In de brief aan uw Kamer van 26 augustus 2022 heb ik de opzet van enquête beschreven: namelijk dat de basis voor de enquête gevormd wordt door de afgesproken minimaal te nemen eisen en acties82 ter voorbereiding (op de inwerkingtreding) van de Omgevingswet. De enquête schetst een beeld van de stand van zaken per bevoegd gezag vanuit de mensen in de organisatie zelf. De betrokken rijkspartijen, provincies, waterschappen, gemeenten en omgevingsdiensten krijgen de enquête toegestuurd, met het verzoek de vragenlijst ingevuld begin september te retourneren. Zo is de enquête ook uitgevoerd. In het rapport over de enquête treft u ook een verantwoording aan over de opzet en uitvoering van het onderzoek. Deze ontvangt u nu dus als onderdeel van de enquête.

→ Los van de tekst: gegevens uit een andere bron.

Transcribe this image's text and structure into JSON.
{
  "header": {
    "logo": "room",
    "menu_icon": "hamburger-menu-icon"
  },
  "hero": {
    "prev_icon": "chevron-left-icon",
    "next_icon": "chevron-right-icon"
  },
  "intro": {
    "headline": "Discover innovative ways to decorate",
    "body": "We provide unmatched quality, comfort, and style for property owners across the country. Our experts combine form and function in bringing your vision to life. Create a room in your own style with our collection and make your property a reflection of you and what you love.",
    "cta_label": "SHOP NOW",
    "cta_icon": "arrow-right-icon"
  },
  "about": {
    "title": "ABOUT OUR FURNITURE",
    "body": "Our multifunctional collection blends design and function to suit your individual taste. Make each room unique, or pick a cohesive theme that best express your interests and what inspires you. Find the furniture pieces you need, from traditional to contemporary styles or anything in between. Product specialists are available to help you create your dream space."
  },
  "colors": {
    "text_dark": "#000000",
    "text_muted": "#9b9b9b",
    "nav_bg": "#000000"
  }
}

Vooruitlopend op de ontvangst van de enquête-opzet hebben de leden van de fractie van de PvdA de navolgende vragen.

(42) De belangrijkste vraag die deze leden bij de opzet van de enquête hebben, is de vraag naar het doel van de enquête. Tijdens het plenaire debat van 28 juni 2022, naar aanleiding van het mondeling overleg van 21 juni 2022 over de Omgevingswet, is de doelstelling van de enquête aan bod gekomen.83 Hierbij hebben de leden van de fractie van de PvdA aangegeven graag een goed en betrouwbaar beeld te krijgen van die uitvoeringspraktijk.84 Kan de regering aangeven wat het precieze doel van de uitgezette enquête is?

In de Kamerbrief85 van 26 augustus 2022 heb ik de opzet van enquête beschreven. De regering heeft met deze enquête precies hetzelfde doel als de Kamer: een goed en betrouwbaar beeld krijgen van de uitvoeringspraktijk.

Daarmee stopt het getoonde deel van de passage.